Le Sénat qui trouvait La fameuse loi Macron pas assez "Libérale" l'a déjà faite évoluée 

MAIS POUR LE PIRE !

En effet, notre gériatrie sénatoriale (le Sénat donc) a cru bon de rajouter par amendement un nouveau troll anti-social dans ce torchon macronniste : le seuil du nombre de salariés pour devoir procéder obligatoirement à des élections de délégués du personnels dans une entreprise passerait de 11 à 21.

 

Autre relèvement de seuil : les obligations pesant sur les entreprises dépassant 50 salariés le seraient désormais à partir de 101 salariés. Cette mesure a été votée alors qu'un projet de loi sur le dialogue social, porté par François Rebsamen, vient d'être présenté et devrait être débattu à partir du 20 mai 2015.  

 

UN VRAI SCANDALE ! (comme disait Georges)

 

 

Par ailleurs, « the cherry at the top on the cake », (la cerise sur le gateau pour les francophones) les entreprises qui arriveraient donc à 21 salariés (nouveau seuil pour procéder à des élections Délégués du Personnel) ou à 101 salariés (seuil pour le Comité Etablissement et les CHSCT), auraient maintenant 3 ans avant d'avoir l'obligation de provoquer des élections professionnelles !

 

Mais ce soir M. HOLLANDE voulant certainement donner des gages supplémentaires à Bruxelles et au MEDEF,  vient d'en rajouter une couche en annonçant la création d'un barème d'indemnités de licenciement accordées aux Prud'Hommes...Donc suppression des risques juridiques pour les entreprises.

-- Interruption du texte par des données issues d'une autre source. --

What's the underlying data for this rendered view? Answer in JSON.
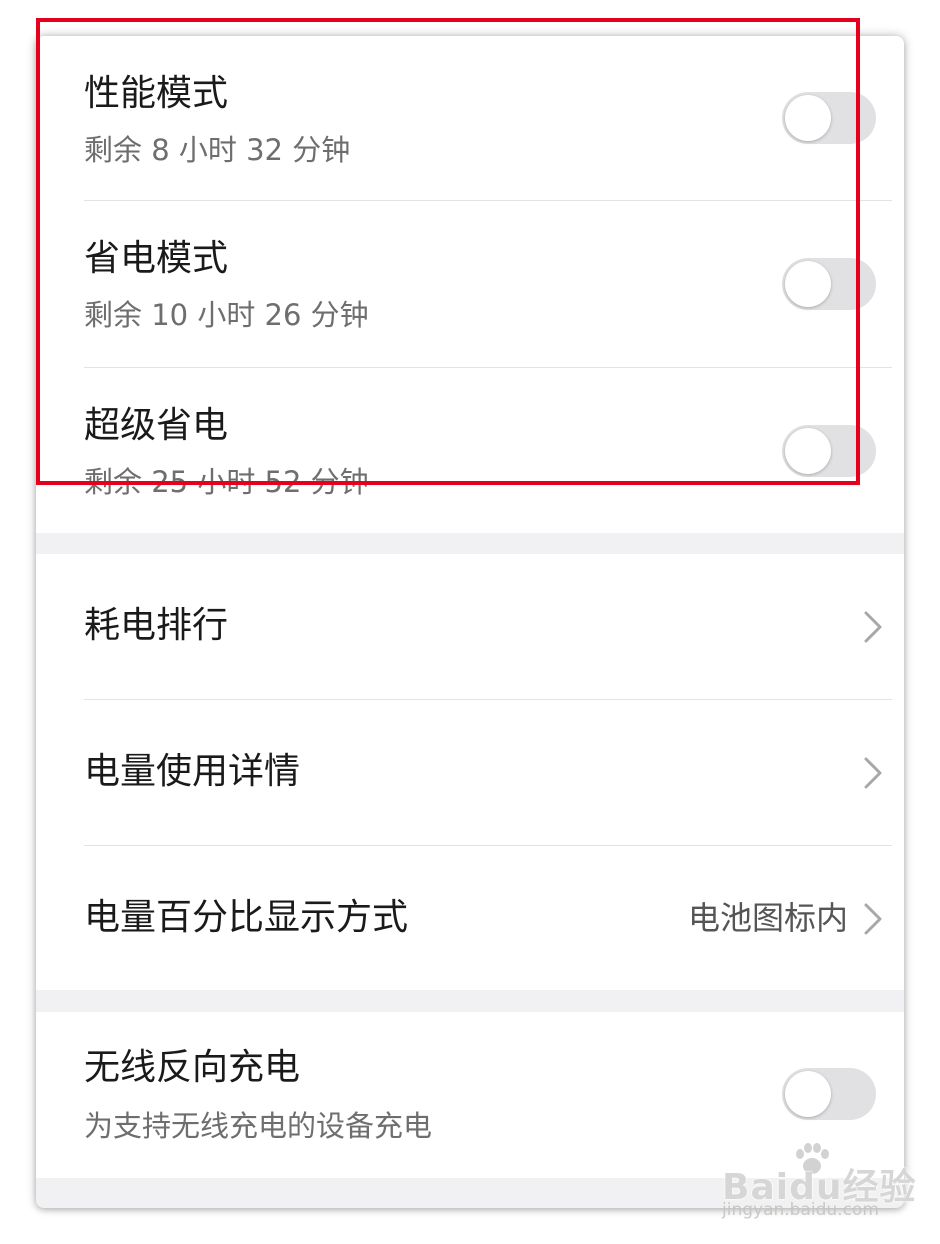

Il n'est plus question d'indemniser les préjudices subis par les salariés mais de fixer des montants à l'avance.

 

De plus, Les accords de maintien de l'emploi, qui permettent de réduire le temps de travail et le salaire d'employés d'entreprises en difficulté financière, seraient assouplis. Comme le souhaitait le Medef, il serait désormais possible de conclure des "accords offensifs". Ce qui reviendrait à déroger aux 35 heures par accord majoritaire d'entreprise. 


 

Le MEDEF obtient ce qu'il n'osait même pas demander !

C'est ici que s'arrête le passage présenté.